Obama is also seeking the backing of the NAACP and its members tp push through his domestic policiy platform, particulalrly health care.

"We will be the people at the end of the day who help make him do what he knows he should do,'' Benjamin Jealous, the NAACP president, told the Associated Press news agency.

The NAACP is America's oldest civil rights organisation [AFP]
The NAACP is America's oldest civil rights organisation [AFP]

"We will help create the room for [Obama] to fulfill, I think, his own aspirations for his presidency.''

Obama did not intend to introduce new programmes or policy, and according to White House officials, it was not an occasion to celebrate his history-making election campaign.

"I think the first speech to black America, the first speech to white America, the first speech to America was the inaugural address,'' Robert Gibbs, the White House spokesman, told reporters on Wednesday.

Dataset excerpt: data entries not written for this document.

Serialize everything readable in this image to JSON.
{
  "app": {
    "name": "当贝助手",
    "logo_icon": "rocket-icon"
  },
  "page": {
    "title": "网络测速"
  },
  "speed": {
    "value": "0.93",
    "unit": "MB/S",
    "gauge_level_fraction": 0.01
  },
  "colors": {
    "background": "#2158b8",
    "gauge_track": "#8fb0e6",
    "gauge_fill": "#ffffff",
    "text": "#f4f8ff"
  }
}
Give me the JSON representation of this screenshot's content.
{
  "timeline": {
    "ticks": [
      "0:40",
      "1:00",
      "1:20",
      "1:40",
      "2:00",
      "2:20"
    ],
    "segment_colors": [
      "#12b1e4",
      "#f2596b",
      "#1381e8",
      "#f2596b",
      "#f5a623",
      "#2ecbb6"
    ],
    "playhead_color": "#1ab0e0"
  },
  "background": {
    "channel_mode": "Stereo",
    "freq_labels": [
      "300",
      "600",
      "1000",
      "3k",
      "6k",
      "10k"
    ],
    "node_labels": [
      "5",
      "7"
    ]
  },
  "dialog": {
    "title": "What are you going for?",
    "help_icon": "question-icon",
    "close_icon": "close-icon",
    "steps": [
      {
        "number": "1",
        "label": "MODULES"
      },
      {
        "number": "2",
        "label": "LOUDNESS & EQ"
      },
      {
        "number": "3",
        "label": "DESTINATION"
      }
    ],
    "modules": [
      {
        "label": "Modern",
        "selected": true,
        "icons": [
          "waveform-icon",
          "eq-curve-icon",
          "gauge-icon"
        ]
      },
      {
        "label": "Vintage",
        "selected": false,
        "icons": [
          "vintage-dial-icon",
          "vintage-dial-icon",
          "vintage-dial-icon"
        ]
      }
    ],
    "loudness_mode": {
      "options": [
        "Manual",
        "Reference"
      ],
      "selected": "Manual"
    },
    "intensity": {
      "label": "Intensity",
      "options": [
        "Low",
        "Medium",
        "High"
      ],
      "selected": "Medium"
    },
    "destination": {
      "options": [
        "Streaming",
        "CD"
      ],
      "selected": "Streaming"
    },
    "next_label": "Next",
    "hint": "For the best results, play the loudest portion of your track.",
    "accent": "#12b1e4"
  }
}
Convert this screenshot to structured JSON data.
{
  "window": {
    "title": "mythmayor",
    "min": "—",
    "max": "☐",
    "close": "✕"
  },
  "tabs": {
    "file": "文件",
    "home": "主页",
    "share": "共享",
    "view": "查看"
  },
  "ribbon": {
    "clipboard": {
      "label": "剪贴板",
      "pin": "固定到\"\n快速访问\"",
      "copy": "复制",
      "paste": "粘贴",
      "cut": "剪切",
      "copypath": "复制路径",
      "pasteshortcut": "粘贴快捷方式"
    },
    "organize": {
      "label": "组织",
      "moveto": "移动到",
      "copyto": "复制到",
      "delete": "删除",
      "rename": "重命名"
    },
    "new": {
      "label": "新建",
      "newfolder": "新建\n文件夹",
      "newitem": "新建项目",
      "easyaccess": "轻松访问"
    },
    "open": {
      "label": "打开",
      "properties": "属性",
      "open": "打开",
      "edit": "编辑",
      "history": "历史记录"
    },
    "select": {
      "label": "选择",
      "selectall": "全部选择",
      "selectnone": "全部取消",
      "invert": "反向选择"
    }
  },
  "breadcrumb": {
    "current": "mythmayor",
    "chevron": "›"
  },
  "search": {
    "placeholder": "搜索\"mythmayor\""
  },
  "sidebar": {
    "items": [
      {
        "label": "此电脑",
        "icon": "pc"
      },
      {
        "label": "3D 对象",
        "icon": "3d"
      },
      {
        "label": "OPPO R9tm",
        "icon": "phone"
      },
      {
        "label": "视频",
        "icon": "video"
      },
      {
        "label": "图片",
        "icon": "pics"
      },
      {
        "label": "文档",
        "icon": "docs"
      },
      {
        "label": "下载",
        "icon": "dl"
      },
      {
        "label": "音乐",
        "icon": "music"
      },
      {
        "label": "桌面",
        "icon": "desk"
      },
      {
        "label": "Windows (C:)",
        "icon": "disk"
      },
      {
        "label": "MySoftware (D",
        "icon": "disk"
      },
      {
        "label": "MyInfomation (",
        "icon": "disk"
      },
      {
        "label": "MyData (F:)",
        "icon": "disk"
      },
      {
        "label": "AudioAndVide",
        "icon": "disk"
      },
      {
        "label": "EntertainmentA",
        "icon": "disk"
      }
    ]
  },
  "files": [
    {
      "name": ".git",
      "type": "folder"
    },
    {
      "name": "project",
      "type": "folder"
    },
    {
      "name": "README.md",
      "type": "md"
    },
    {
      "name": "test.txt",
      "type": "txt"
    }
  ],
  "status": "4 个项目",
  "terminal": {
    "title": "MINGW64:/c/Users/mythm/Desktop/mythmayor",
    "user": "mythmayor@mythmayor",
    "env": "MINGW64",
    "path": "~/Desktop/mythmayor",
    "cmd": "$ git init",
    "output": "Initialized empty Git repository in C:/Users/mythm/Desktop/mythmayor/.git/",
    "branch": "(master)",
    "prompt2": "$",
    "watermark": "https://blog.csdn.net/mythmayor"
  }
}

Every president since 1909 has visited the NAACP at least once - some more frequently than others.

George Bush, the former president, did not attend the first five meetings before eventually addressing the group in 2006.

Discrimination

Obama expanded his message of equal rights beyond the black communities.

He said many Americans still face discrimination.

Racism, he said, is felt "by African-American women paid less for doing the same work as colleagues of a different colour and gender. By Latinos made to feel unwelcome in their own country".

"By Muslim Americans viewed with suspicion for simply kneeling down to pray. By our gay brothers and sisters, still taunted, still attacked, still denied their rights.''

Obama also urged NAACP members to encourage their young people to
find new role models beyond sports or music.

"I want them aspiring to be scientists and engineers, doctors and teachers, not just ballers and rappers,'' Obama said.

"I want them aspiring to be a Supreme Court justice. I want them aspiring to be president of the United States."